I have never felt that the pacing was wrong in any book I read.

I have read books that contained boring parts that I skipped; for example, lengthy backstory, especially the worldbuilding backstory in fantasy, or endless rumination on the part of the characters in a love story. I am interested in the protagonists and what they do, so everything that is not relevant to that is boring to me and I skip it. But I never felt that these parts were too slow, only that these parts were not relevant to (my perception) of the story: for example, I don't need to know the pantheon of a fictional world to understand the motivation of the hero; I don't need a detailed description of every room in which the hero fights for his life; and I want to be allowed to have my own thoughts and emotions about a romance that I witness, not be forced to slavishly follow every anxiety of the heroine.

So, when I read, I feel that the pacing is right when the writer only writes what is really relevant to the story.

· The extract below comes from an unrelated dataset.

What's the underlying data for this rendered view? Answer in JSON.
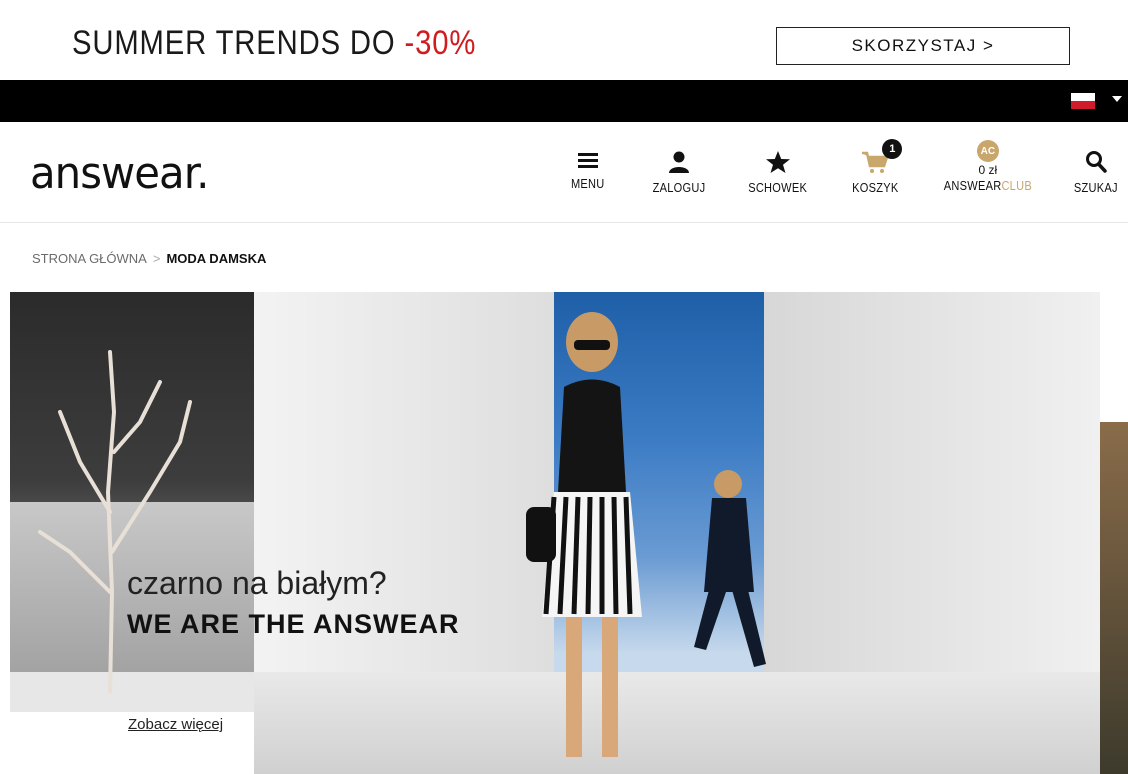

When I write, I don't care about pacing at all. I follow the story as it unfolds. When the hero is relaxed and has time to look around, I let her look around. When the hero needs to think about something, I let her think. When the hero wants to do something, I let her do it. And when she does something, I describe what she does, and not what she would have seen had she been relaxed. When she's relaxed and doing nothing, I don't describe the idling of her mind.

I feel, the pacing (whatever that is) of the story is right, if you get into your story and feel what it is about at any given moment. And write that.

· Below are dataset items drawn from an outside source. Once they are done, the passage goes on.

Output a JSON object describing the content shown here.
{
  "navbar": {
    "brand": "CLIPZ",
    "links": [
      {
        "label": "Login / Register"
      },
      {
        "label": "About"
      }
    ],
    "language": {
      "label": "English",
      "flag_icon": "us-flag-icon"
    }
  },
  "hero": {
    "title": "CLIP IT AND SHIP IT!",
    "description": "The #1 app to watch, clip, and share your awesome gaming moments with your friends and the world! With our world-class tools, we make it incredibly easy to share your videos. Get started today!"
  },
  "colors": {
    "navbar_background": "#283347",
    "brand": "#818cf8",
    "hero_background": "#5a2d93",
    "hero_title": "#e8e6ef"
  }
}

If you write a children's book, become the child and go through the story as the child, looking at, experiencing, and behaving as a child would – and your pacing will be appropriate for a children's book. If you write an action thriller, get yourself into that dangerous situation and "see" what you would see if you had to fight for your survival. And so on. Let your story tell you what it needs, or rather, get into your story, become your protagonist, and feel what is going on and describe that. Do not describe what a bystander would see, or someone who is unaware of what is going on.

When I ask you to follow your story, I don't mean the chronology of the observable events. Think of the beginning of Chuck Palahniuk's Fight Club: the protagonist-narrator has a loaded gun put in his mouth. Definitely a moment that in the average action thriller is "fast paced". Yet, the moment is "paused" and the story continues somewhere in the past that led up to this moment, before the rest of the moment is allowed to unfold. Thinking in terms of "pacing", Palahniuk breaks the pace. But does it feel wrongly paced to the reader? Not to me.

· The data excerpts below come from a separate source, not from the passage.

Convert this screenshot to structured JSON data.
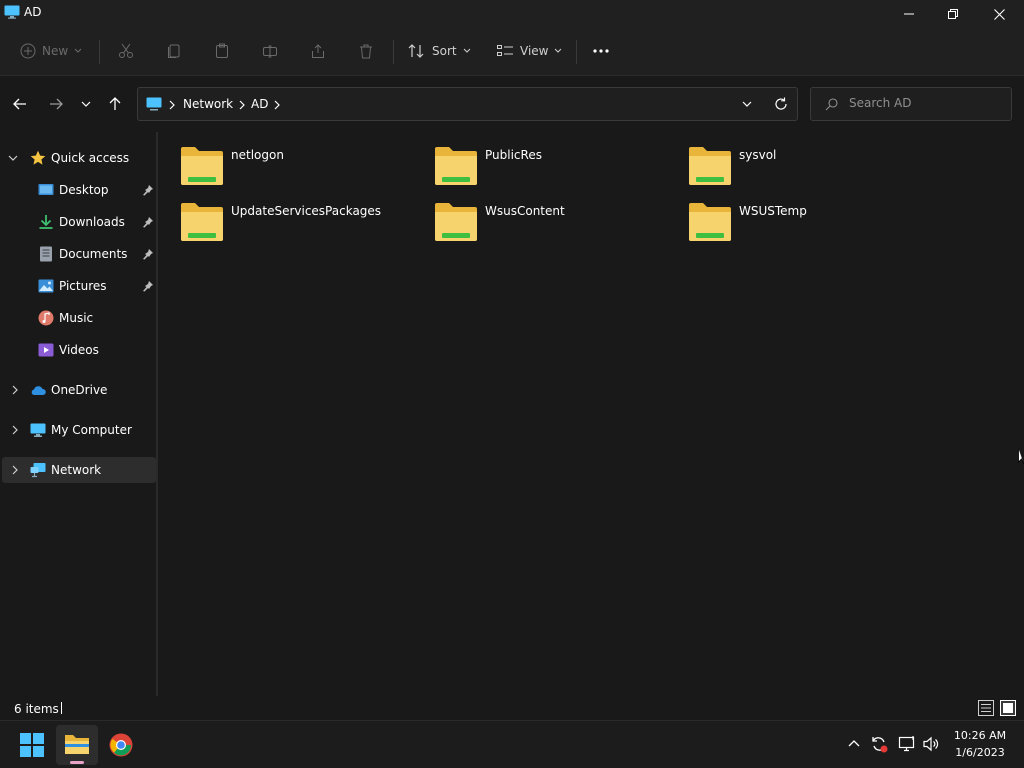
{
  "window": {
    "title": "AD"
  },
  "toolbar": {
    "new_label": "New",
    "sort_label": "Sort",
    "view_label": "View"
  },
  "address": {
    "segments": [
      "Network",
      "AD"
    ]
  },
  "search": {
    "placeholder": "Search AD"
  },
  "sidebar": {
    "quick_access": "Quick access",
    "items": [
      {
        "label": "Desktop",
        "icon": "desktop-icon",
        "pinned": true
      },
      {
        "label": "Downloads",
        "icon": "download-icon",
        "pinned": true
      },
      {
        "label": "Documents",
        "icon": "document-icon",
        "pinned": true
      },
      {
        "label": "Pictures",
        "icon": "pictures-icon",
        "pinned": true
      },
      {
        "label": "Music",
        "icon": "music-icon",
        "pinned": false
      },
      {
        "label": "Videos",
        "icon": "videos-icon",
        "pinned": false
      }
    ],
    "onedrive": "OneDrive",
    "my_computer": "My Computer",
    "network": "Network"
  },
  "content": {
    "folders": [
      "netlogon",
      "PublicRes",
      "sysvol",
      "UpdateServicesPackages",
      "WsusContent",
      "WSUSTemp"
    ]
  },
  "status": {
    "items_count": "6 items"
  },
  "taskbar": {
    "time": "10:26 AM",
    "date": "1/6/2023"
  },
  "colors": {
    "folder": "#f5c542",
    "folder_strip": "#3fbf3f",
    "accent": "#4cc2ff",
    "selected": "#2d2d2d"
  }
}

When I tell you to follow your story, I mean the opposite of looking on from outside and narrating it as a chronicler would. The logic of a story is not necessarily chronological. You are the logic of your story. You are its organizing principle. Usually you will not even understand what your story is about, rationally, completely, but you will have a strong and definite visceral feeling for what the story is. So trust your intuition and let the story unfold as it will.

The pacing will be right if you don't interfere.


There is definitely a sweet spot between too fast and too slow, and if you find it, you may have commercial success.

This is a separate issue from the length of the book, which incorporates a whole different set of variables.

Symptoms your book is progressing too quickly:

  1. There is a lack of character development: Characters appear without background. They may have new powers without an explanation. They progress in relationships in an unbelievable fashion.

  2. The story is choppy: How did we get from A to B? Where did Cassandra go? Now we're fighting dragons; how'd we get past the goblins?

  3. The average reader might zone out a few seconds here and there. Do they get jarred and jostled around? Meaning, does action build, or does it explode without warning?

  4. Time gaps are necessary from scene to scene in most books, but books moving too quickly with timeline will leave the reader with the sense of How did that happen?

Symptoms your book is moving too slowly:

  1. You write a chapter without any dialogue.

  2. You write a chapter getting you no closer to your climax. People who spend money on fiction want to be entertained more so than informed. Ideally you can do both, but one must be cautious about information dumps.

  3. Your introductory chapters are longer than your average chapter. This will usually work itself out in the editing process, but our tendencies as writers is to show how clever we are at Worldbuilding.

  4. You find rereading your book boring and tedious. You may eventually get sick of it as you get into query, and you've now done 3-5 rounds of complete edits, but boring? There is nothing wrong with saying, "This chapter sucks," and deleting it. Try it; it's fun.